The North Korean ‘Kimsuky’ threat actors are going to great lengths to ensure that their malicious payloads are only downloaded by valid targets and not on the systems of security researchers.
According to a Kaspersky report published today, the threat group has been employing new techniques to filter out invalid download requests since the start of 2022, when the group launched a new campaign against various targets in the Korean peninsula.
The new safeguards implemented by Kimsuky are so effective that Kaspersky reports an inability to acquire the final payloads even after they are successfully connected to the threat actor’s command and control server.
A multi-stage validation scheme
The attacks spotted by Kaspersky begin with a phishing email sent to politicians, diplomats, university professors, and journalists in North and South Korea.
Kaspersky was able to compile a list of potential targets thanks to retrieved C2 scripts containing partial email addresses of targets.
The emails contain a link that takes victims to a first-stage C2 server that checks and verifies a few parameters before delivering a malicious document. If the visitor doesn’t match the list of targets, they are served an innocuous document.
The parameters include the visitor’s email address, OS (Windows is valid), and the file “[who].txt” that’s dropped by the second-stage server.
At the same time, the visitor’s IP address is forwarded to the second-stage C2 server as a subsequent checking parameter.
The document dropped by the first-stage C2 contains a malicious macro that connects the victim to the second-stage C2, fetches the next-stage payload, and runs it with the mshta.exe process.
The payload is an .HTA file that also creates a scheduled task for auto-execution. Its function is to profile the victim by checking ProgramFiles folder paths, AV name, username, OS version, MS Office version, .NET framework version, and more.
The fingerprint result is stored in a string (“chnome”), a copy is sent to the C2, and a new payload is fetched and registered with a persistence mechanism.
The next payload is a VBS file that can take the victim to a legitimate blog or, if they’re valid targets, take them to the next payload-download phase.
“Interestingly, this C2 script generates a blog address based on the victim’s IP address. After calculating the MD5 hash of the victim’s IP address, it cuts off the last 20 characters and turns it into a blog address,” details Kaspersky.
“The author’s intent here is to operate a dedicated fake blog for each victim, thereby decreasing the exposure of their malware and infrastructure.”

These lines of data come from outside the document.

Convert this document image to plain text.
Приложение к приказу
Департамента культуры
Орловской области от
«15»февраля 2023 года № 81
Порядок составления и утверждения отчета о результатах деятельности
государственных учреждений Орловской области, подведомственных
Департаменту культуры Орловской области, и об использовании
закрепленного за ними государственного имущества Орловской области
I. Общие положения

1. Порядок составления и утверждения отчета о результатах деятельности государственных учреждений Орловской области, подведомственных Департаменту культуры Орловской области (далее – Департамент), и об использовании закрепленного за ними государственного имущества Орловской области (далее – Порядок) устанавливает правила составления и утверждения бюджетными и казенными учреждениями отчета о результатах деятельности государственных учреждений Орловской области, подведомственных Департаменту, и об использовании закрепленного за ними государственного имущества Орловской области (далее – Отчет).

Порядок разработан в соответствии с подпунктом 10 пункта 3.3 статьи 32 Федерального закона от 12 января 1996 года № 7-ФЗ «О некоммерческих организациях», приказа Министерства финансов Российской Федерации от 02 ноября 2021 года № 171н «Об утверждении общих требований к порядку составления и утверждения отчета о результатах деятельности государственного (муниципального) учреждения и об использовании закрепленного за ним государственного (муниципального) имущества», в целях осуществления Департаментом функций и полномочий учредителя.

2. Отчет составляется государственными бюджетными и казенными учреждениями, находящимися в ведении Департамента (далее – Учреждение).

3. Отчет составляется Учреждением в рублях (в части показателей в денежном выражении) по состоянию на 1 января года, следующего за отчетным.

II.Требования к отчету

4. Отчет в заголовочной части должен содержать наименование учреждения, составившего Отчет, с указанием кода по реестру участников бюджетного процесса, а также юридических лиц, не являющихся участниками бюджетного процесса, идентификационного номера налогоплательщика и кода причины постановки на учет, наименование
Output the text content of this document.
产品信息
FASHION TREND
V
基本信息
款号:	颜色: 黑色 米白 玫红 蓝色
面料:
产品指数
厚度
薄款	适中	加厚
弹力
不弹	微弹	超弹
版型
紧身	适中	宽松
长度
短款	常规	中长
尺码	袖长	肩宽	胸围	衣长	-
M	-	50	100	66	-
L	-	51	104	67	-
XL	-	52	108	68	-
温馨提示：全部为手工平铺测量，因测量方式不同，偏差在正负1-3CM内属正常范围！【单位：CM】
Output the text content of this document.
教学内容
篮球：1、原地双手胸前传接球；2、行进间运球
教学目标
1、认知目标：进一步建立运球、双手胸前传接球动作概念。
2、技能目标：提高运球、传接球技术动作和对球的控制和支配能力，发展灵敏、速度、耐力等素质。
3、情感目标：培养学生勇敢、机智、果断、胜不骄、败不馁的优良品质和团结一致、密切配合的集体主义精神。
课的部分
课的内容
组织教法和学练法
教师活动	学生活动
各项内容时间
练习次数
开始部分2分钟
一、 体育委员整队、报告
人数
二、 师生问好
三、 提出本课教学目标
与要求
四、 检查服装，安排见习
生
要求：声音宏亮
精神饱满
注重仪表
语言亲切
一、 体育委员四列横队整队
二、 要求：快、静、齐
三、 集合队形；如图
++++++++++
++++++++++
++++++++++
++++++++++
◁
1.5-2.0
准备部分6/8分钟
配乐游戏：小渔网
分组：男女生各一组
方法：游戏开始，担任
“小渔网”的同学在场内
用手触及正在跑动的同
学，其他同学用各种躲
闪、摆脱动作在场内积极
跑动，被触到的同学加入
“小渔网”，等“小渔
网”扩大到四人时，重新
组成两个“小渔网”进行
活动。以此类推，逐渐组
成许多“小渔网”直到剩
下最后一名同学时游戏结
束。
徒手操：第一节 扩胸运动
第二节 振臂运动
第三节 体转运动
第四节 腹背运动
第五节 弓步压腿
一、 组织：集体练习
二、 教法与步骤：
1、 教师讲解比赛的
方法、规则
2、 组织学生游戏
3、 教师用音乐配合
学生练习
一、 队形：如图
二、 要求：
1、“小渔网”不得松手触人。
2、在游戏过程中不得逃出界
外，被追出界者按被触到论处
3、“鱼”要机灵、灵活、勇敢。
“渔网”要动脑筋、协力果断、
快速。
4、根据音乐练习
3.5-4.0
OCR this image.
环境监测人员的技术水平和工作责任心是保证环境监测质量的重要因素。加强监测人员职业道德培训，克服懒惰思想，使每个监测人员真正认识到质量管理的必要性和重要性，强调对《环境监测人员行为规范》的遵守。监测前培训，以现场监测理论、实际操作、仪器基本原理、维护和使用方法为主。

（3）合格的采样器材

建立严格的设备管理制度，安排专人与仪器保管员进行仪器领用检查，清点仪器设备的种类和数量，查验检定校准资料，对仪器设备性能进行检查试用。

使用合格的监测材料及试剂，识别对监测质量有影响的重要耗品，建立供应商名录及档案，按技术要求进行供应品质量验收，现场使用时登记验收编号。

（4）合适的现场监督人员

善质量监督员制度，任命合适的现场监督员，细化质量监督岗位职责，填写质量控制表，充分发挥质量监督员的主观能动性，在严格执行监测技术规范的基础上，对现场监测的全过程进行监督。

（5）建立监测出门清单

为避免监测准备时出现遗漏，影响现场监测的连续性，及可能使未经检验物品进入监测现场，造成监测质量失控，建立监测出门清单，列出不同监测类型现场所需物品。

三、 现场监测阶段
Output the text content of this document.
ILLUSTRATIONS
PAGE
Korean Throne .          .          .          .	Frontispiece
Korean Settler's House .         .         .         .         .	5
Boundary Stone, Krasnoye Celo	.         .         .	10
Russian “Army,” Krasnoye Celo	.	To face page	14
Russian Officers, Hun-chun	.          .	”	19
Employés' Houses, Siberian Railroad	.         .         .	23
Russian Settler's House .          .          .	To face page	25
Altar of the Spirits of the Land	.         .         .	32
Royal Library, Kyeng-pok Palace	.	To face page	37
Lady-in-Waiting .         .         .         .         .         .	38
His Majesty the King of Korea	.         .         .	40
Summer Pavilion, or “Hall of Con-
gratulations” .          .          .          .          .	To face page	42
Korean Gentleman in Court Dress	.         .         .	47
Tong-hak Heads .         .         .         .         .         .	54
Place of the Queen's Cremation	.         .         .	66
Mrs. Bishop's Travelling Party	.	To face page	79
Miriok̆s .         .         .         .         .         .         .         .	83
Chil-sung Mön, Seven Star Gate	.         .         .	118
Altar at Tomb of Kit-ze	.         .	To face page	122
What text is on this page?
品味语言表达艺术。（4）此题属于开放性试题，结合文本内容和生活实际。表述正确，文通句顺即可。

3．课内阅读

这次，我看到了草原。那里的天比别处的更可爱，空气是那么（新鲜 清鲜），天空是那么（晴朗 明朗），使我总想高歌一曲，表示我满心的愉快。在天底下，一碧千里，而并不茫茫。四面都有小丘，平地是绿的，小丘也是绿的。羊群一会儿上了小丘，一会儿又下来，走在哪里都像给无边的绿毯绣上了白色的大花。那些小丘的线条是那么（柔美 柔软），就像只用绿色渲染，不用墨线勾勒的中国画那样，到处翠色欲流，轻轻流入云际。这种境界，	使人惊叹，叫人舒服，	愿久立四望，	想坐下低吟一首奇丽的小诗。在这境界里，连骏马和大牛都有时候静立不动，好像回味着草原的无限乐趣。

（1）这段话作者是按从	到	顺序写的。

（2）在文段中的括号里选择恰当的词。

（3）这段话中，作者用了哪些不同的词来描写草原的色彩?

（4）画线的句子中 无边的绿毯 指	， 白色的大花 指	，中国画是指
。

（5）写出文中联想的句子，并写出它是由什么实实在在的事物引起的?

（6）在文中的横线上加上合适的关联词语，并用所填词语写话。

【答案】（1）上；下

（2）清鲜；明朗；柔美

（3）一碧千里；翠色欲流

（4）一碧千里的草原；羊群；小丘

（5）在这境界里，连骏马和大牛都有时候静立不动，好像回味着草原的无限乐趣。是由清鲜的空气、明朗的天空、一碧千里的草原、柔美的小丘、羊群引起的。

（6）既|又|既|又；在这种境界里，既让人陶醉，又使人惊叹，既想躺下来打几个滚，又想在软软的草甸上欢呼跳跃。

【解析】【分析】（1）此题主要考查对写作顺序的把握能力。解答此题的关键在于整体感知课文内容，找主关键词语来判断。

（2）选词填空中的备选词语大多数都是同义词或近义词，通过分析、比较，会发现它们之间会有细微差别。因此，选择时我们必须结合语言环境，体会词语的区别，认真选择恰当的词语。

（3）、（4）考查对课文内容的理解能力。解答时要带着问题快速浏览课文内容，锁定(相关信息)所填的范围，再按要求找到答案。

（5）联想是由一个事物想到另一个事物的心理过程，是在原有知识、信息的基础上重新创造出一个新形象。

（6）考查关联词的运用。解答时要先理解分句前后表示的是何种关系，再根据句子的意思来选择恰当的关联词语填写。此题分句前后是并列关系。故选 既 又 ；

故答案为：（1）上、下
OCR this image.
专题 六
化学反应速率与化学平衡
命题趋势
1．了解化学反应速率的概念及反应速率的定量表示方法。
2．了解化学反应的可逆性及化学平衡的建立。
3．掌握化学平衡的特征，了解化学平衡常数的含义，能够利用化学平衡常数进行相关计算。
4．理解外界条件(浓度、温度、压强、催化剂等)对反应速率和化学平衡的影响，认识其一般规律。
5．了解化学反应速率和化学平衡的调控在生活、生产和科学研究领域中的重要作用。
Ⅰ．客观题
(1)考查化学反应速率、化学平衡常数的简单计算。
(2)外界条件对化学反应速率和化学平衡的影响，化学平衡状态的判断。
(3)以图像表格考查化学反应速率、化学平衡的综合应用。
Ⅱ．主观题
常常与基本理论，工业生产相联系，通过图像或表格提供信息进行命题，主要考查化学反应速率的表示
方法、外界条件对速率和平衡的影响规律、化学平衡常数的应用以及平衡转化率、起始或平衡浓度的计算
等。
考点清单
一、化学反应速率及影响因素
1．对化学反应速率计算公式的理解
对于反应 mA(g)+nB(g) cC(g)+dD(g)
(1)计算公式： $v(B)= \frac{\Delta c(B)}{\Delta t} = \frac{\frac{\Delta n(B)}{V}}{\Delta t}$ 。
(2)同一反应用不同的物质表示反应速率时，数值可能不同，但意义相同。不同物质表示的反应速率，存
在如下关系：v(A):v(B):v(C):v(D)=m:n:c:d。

This is when the victim’s system is checked for the existence of the unusual “chnome” string, which was purposefully misspelled to serve as a unique validator that still doesn’t raise suspicions.
Unfortunately, Kaspersky couldn’t continue from here and fetch the next stage payload, so whether that would be the final one or if there were most validation steps remains unknown.
The campaign highlighted by Kaspersky illustrates the elaborate techniques employed by the Korean hackers to hinder analysis and make their tracking much harder.